Que contiennent ces boissons? Comment doivent-elles être dosées?
« Ces boissons contiennent en général du glucose sous forme simple ou de polymères (maltodextrines), du sodium et de la vitamine B1 nécessaire au métabolisme énergétique. Le rajout d’acides aminés permet de limiter la casse musculaire pour des efforts de longue durée, celui de glutamine est bénéfique pour le système immunitaire et la muqueuse de l’intestin grêle. Il est très important d’éviter le surdosage du produit. Un apport de 15 à 25 g de glucides pour 500 à 750 ml d’eau ajoutés suffit très souvent et protège le pratiquant des risques de troubles digestifs par surdosage du produit (diarrhées, maux de ventre, vomissements…). La capacité maximale d’assimilation digestive du glucose à l’effort n’excède pas parfois, selon les individus et les conditions (température élevée, atmosphère humide, déshydratation avancée, intensité élevée…), 15 à 20g/heure.»
Boisson isotonique, électrolyte, maltodextrine… pour un novice, qu’est-il important de retenir?
« Hypotonique c’est à dire dont la concentration est inférieure à celle du plasma afin d’éviter un afflux d’eau dans l’intestin et donc des risques de diarrhées et une aggravation de de la déshydratation. Présence de glucose/maltodextrines, sodium, vitamine B1 et éventuellement d’acides aminés/glutamine pour des efforts de longue durée. »
Quelle quantité et quand faut-il boire?
« Une prise de 400 à 500 ml/heure à raison de 2 gorgées toutes les 10 à 15′ peut convenir. Mais une nouvelle fois, tout va dépendre des conditions. En revanche, il me paraît nécessaire de débuter la prise dès l’échauffement et le début de la compétition, sans attendre la déshydratation de l’intestin qui risquerait de porter préjudice ensuite à l’assimilation de liquides et d’aliments. »
Pour une cyclo, 2 bidons de 750 ml suffisent | © licence libre
Quelles boissons conseillez-vous pour une cyclosportive ou un entraînement par exemple?
« Une boisson hypotonique garante des éléments précités.

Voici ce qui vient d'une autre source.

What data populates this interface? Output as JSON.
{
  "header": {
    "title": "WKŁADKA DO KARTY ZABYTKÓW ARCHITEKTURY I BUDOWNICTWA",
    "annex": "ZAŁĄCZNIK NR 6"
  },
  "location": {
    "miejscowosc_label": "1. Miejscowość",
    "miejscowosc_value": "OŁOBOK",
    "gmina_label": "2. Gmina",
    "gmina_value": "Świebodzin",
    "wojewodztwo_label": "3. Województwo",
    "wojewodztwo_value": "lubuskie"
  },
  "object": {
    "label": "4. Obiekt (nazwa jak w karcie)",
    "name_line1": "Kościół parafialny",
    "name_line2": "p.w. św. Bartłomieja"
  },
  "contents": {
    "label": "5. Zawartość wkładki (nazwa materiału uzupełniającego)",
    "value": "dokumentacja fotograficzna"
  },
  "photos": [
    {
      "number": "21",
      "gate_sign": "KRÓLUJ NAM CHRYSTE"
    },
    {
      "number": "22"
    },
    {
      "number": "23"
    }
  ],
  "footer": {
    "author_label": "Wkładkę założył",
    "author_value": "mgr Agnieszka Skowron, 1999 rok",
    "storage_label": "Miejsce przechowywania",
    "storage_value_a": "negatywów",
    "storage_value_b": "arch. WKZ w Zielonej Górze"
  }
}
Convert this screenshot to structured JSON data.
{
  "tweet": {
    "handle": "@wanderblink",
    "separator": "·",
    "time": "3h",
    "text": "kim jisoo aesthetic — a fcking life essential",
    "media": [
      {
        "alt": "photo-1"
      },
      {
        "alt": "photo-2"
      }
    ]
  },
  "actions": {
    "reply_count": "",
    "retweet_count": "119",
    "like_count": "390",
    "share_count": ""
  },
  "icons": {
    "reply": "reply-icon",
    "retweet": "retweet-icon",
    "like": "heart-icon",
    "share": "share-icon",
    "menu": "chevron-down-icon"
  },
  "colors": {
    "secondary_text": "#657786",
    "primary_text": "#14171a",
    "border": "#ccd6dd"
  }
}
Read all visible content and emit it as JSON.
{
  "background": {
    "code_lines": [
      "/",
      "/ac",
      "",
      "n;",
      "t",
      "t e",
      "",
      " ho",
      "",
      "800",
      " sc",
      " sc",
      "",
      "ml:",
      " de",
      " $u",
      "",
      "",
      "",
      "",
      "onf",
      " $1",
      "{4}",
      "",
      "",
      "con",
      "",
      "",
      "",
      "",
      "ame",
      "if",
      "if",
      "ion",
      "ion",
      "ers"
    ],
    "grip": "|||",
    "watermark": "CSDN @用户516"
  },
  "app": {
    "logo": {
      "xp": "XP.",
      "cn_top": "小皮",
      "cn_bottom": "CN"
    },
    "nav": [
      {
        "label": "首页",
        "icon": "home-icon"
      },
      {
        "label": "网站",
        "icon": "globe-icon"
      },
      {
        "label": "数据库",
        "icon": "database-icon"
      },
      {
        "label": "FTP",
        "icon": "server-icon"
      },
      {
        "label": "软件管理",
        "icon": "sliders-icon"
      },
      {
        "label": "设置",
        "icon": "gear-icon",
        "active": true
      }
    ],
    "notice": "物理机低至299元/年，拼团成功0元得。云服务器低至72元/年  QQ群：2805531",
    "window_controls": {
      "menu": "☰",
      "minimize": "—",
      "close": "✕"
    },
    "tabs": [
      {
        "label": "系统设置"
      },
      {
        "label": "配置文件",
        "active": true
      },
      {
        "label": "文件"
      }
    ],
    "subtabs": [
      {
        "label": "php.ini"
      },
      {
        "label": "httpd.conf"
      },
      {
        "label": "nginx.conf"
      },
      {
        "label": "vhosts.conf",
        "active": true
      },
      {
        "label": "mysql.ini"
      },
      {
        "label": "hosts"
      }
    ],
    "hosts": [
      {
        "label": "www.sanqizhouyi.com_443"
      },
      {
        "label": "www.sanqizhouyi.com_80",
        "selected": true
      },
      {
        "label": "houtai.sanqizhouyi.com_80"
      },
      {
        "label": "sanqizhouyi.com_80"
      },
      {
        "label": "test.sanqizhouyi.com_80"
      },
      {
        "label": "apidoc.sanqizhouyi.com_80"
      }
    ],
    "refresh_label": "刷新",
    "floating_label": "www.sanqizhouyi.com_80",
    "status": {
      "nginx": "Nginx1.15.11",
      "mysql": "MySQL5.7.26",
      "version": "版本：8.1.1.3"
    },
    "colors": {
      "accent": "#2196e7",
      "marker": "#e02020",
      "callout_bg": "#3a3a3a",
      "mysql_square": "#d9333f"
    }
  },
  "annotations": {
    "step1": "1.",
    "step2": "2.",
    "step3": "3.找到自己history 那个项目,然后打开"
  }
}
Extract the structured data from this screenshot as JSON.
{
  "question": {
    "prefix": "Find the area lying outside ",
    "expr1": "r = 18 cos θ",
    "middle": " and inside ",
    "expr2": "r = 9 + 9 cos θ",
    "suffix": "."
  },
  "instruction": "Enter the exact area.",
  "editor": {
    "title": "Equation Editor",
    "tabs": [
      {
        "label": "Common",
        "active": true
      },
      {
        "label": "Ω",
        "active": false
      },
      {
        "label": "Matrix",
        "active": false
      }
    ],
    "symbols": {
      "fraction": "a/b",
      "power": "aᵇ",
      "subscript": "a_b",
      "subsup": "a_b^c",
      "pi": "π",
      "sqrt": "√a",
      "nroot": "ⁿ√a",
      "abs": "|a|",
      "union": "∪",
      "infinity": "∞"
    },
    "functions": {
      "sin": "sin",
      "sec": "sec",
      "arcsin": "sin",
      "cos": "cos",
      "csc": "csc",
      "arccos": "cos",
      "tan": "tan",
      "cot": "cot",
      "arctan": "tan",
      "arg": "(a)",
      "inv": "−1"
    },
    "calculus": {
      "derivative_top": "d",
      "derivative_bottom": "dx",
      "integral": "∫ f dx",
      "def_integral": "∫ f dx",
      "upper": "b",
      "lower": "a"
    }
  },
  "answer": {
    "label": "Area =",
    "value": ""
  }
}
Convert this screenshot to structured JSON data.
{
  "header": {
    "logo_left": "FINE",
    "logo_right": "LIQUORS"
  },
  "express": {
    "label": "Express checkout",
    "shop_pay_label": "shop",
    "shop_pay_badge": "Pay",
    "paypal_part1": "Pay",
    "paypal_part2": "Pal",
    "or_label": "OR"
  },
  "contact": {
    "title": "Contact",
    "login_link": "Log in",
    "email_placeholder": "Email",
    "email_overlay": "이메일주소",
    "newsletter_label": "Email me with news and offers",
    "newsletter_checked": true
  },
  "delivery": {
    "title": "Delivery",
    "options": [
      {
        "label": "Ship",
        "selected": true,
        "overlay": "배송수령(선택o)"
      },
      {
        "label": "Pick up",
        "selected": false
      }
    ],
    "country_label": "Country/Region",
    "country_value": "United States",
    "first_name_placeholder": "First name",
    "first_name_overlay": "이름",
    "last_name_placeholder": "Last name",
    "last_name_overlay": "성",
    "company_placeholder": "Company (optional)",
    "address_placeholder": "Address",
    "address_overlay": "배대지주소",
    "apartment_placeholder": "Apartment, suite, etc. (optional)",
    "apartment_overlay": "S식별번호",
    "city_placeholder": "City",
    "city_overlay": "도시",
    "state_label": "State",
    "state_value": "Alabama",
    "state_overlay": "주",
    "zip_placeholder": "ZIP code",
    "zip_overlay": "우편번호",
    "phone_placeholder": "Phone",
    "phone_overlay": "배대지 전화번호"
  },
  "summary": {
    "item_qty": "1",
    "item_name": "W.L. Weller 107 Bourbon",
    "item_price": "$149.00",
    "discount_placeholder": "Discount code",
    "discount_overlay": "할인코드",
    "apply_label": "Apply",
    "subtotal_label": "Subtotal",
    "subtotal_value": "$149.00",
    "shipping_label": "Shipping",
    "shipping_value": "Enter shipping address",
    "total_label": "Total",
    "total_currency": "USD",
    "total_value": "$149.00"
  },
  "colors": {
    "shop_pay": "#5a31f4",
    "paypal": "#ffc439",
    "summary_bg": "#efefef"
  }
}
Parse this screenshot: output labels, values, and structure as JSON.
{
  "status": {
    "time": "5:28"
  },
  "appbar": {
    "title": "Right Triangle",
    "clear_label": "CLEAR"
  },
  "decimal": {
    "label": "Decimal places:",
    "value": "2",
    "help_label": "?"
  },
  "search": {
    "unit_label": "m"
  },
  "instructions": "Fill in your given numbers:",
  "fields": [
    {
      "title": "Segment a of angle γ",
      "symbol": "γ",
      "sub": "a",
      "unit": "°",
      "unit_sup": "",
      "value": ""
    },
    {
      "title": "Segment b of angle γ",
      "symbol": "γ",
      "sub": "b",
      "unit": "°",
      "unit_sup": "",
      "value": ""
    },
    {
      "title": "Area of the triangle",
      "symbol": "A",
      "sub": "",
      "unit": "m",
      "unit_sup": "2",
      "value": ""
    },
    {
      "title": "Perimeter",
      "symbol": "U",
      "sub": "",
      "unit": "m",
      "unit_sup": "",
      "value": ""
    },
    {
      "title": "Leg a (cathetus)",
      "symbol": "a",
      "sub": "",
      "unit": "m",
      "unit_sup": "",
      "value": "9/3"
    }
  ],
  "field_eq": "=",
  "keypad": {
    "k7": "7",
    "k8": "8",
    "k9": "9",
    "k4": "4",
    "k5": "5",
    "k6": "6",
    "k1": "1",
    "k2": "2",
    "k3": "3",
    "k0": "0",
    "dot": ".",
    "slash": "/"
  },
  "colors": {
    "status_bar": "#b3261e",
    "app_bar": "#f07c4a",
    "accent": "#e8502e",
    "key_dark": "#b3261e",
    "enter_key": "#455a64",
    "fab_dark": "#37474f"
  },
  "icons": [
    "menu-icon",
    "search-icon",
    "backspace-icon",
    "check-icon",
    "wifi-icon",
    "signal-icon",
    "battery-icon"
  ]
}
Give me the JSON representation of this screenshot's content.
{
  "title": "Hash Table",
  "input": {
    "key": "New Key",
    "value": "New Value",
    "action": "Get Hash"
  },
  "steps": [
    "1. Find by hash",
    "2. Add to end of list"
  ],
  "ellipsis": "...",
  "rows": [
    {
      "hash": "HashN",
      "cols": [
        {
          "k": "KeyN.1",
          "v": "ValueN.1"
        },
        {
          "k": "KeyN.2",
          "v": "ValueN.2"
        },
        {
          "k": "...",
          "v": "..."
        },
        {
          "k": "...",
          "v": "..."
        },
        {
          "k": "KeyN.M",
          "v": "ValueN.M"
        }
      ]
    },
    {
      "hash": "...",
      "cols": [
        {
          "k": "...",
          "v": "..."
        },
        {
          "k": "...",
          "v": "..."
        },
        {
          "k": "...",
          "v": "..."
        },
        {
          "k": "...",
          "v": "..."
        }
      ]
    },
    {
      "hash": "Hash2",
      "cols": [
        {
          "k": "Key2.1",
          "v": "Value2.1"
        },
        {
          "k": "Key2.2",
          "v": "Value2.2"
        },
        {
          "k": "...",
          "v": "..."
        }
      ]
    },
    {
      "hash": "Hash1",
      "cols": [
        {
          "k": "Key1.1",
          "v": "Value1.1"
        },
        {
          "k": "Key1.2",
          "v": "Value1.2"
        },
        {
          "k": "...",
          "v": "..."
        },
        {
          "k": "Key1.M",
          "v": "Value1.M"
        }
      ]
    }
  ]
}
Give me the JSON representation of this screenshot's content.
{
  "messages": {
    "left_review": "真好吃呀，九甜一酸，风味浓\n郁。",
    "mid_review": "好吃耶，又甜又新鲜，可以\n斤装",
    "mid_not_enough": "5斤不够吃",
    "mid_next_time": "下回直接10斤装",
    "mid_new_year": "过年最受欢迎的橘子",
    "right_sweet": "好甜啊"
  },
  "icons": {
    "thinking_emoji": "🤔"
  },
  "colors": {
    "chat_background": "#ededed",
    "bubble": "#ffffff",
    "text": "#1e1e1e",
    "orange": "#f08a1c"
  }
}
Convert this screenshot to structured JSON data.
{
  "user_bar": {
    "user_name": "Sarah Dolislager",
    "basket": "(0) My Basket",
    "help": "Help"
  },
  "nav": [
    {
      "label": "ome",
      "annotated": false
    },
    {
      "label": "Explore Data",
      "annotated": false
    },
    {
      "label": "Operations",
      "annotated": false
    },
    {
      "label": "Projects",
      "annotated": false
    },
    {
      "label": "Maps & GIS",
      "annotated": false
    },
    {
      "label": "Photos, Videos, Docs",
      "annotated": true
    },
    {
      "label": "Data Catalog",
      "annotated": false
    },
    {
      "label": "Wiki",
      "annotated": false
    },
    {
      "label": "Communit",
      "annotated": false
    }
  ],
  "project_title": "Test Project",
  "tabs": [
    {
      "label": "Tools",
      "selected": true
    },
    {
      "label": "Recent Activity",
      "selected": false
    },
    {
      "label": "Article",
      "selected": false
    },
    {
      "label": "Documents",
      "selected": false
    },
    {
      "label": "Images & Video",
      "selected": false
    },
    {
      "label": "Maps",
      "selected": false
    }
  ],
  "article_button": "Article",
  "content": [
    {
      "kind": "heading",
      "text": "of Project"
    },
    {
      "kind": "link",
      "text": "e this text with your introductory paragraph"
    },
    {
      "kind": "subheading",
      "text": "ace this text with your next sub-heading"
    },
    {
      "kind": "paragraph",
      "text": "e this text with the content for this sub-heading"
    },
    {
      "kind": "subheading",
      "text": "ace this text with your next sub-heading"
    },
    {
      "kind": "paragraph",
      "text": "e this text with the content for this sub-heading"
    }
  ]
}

Pour les cyclistes qui entreprennent de longues sorties, je conseille généralement 2 bidons de 750 ml : l’un avec la boisson de l’effort pour les 2 premières heures de la séance, le second avec de l’eau légèrement salée (1 à 2 pincées) pour les 2 heures suivantes durant lesquelles l’alimentation solide interviendra (banane, cakes salés fait maison, pancakes avec farine de riz ou de châtaigne, viande séchée, amandes, barres de céréales…). Pour des cyclosportives, il semble utile de se munir de recharge de boisson (sticks) et de petits sachets de sel récupérés par exemple dans les restaurants collectifs ou achetés en grande surface.»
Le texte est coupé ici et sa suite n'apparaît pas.